Futurehealth Plenary Talk by Kamran Fallahpour
This study established standardized age, gender and years of education norms for
subjects spanning nine decades for a newly developed battery of neuropsychological tests,
IntegNeuro. The battery is standardized and fully automated, using a computerized
touchscreen. The twelve neuropsychological tests of the battery were administered to 1007
male and female volunteers across the age range 6 to 82. Sensitive indicators of change
during development and ageing were widely obtained on comprehensive measures of
attention and working memory, learning and memory retrieval, and language, visuospatial
function, sensori-motor and executive function. Improvement tended to occur through to
the third and fourth decade of life, followed by gradual decrement and/or relatively
stabilized performance thereafter. These results strongly underscore the need for most
neuropsychological tests to norm according to age. Gender differences were obtained on
measures of sustained attention, verbal learning and memory, visuospatial processing and
motor function. Years of education in the adult cohort was reflected in better performance
on a range of verbal measures.

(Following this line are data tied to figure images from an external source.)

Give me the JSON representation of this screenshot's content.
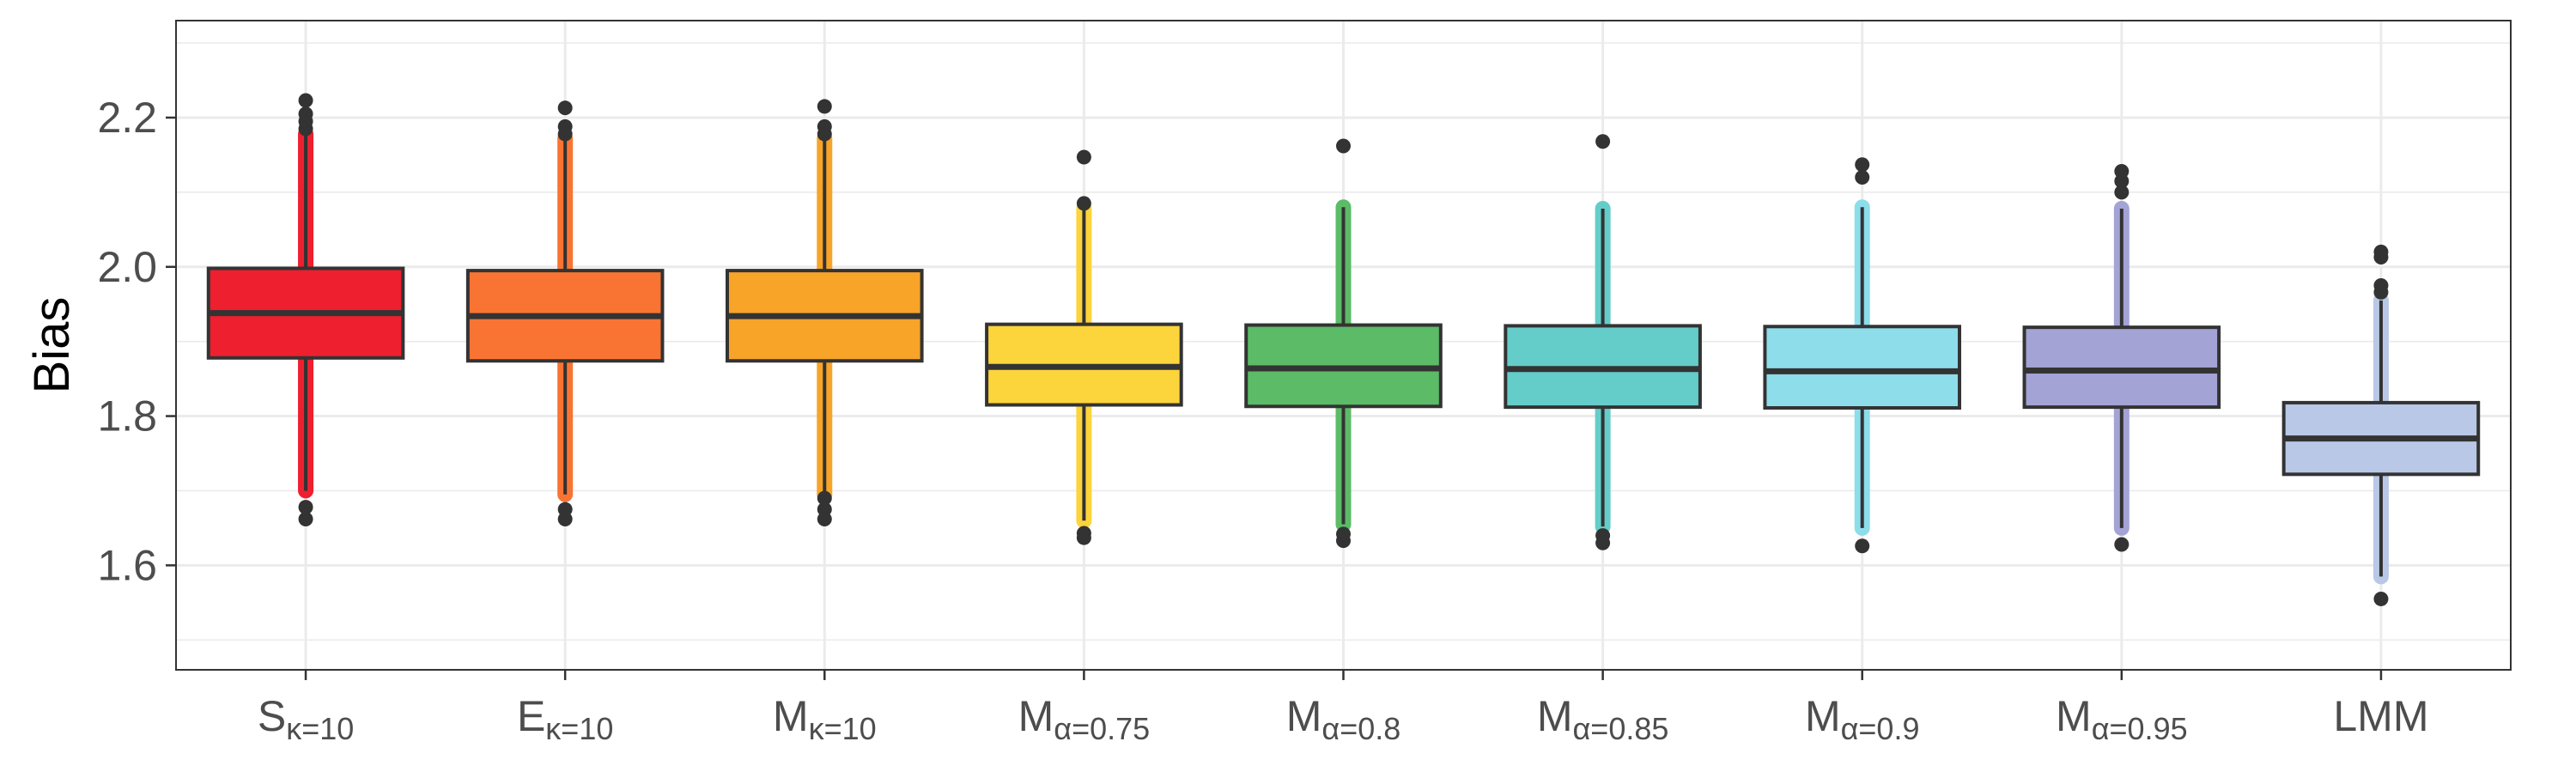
{
  "chart_data": {
    "type": "boxplot",
    "ylabel": "Bias",
    "xlabel": "",
    "ylim": [
      1.46,
      2.33
    ],
    "yticks": [
      1.6,
      1.8,
      2.0,
      2.2
    ],
    "ytick_labels": [
      "1.6",
      "1.8",
      "2.0",
      "2.2"
    ],
    "grid": true,
    "legend": "none",
    "categories": [
      {
        "base": "S",
        "sub": "κ=10"
      },
      {
        "base": "E",
        "sub": "κ=10"
      },
      {
        "base": "M",
        "sub": "κ=10"
      },
      {
        "base": "M",
        "sub": "α=0.75"
      },
      {
        "base": "M",
        "sub": "α=0.8"
      },
      {
        "base": "M",
        "sub": "α=0.85"
      },
      {
        "base": "M",
        "sub": "α=0.9"
      },
      {
        "base": "M",
        "sub": "α=0.95"
      },
      {
        "base": "LMM",
        "sub": ""
      }
    ],
    "boxes": [
      {
        "q1": 1.878,
        "median": 1.938,
        "q3": 1.998,
        "whisker_low": 1.7,
        "whisker_high": 2.178,
        "outliers": [
          1.662,
          1.678,
          2.185,
          2.195,
          2.205,
          2.223
        ],
        "color": "#EE1F2E"
      },
      {
        "q1": 1.874,
        "median": 1.934,
        "q3": 1.995,
        "whisker_low": 1.695,
        "whisker_high": 2.172,
        "outliers": [
          1.662,
          1.675,
          2.178,
          2.188,
          2.213
        ],
        "color": "#F97433"
      },
      {
        "q1": 1.874,
        "median": 1.934,
        "q3": 1.995,
        "whisker_low": 1.695,
        "whisker_high": 2.172,
        "outliers": [
          1.662,
          1.675,
          1.69,
          2.178,
          2.188,
          2.215
        ],
        "color": "#F7A429"
      },
      {
        "q1": 1.815,
        "median": 1.866,
        "q3": 1.923,
        "whisker_low": 1.66,
        "whisker_high": 2.078,
        "outliers": [
          1.637,
          1.643,
          2.085,
          2.147
        ],
        "color": "#FCD43C"
      },
      {
        "q1": 1.813,
        "median": 1.864,
        "q3": 1.922,
        "whisker_low": 1.655,
        "whisker_high": 2.08,
        "outliers": [
          1.633,
          1.642,
          2.162
        ],
        "color": "#5CBB67"
      },
      {
        "q1": 1.812,
        "median": 1.863,
        "q3": 1.921,
        "whisker_low": 1.652,
        "whisker_high": 2.078,
        "outliers": [
          1.63,
          1.64,
          2.168
        ],
        "color": "#64CDCA"
      },
      {
        "q1": 1.811,
        "median": 1.86,
        "q3": 1.92,
        "whisker_low": 1.65,
        "whisker_high": 2.08,
        "outliers": [
          1.626,
          2.12,
          2.137
        ],
        "color": "#8DDDEB"
      },
      {
        "q1": 1.812,
        "median": 1.861,
        "q3": 1.919,
        "whisker_low": 1.65,
        "whisker_high": 2.078,
        "outliers": [
          1.628,
          2.1,
          2.115,
          2.128
        ],
        "color": "#A3A3D6"
      },
      {
        "q1": 1.722,
        "median": 1.77,
        "q3": 1.818,
        "whisker_low": 1.585,
        "whisker_high": 1.955,
        "outliers": [
          1.555,
          1.966,
          1.975,
          2.013,
          2.02
        ],
        "color": "#B9C8E6"
      }
    ]
  }
}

The IntegNeuro test battery presented as a sensitive
indicator of normative function and provides a reference for assessing the presence of
abnormal cognition, for evaluation of treatment effects and for longitudinal case
management.
Kamran Fallahpour, Ph.D., is a licensed clinical psychologist with expertise in clinical and research applications of neuropsychophysiology. He is the director of Brain Resource Assessment and Treatment Center of New York and the Director of the Neurofeedback Consortium for The Brain Resource Company International, an International consortium of researchers, who have established a standardized benchmark in databasing the human brain through unprecedented levels of integration and quality control. He is also the co-founder of Brainquiry, a manufacturer of state-of-the art wireless biofeedback and neurofeedback equipment. In addition to his clinical practice and research activities, he remains active in design and refinement of physiological and cognitive monitoring systems and human-computer interface.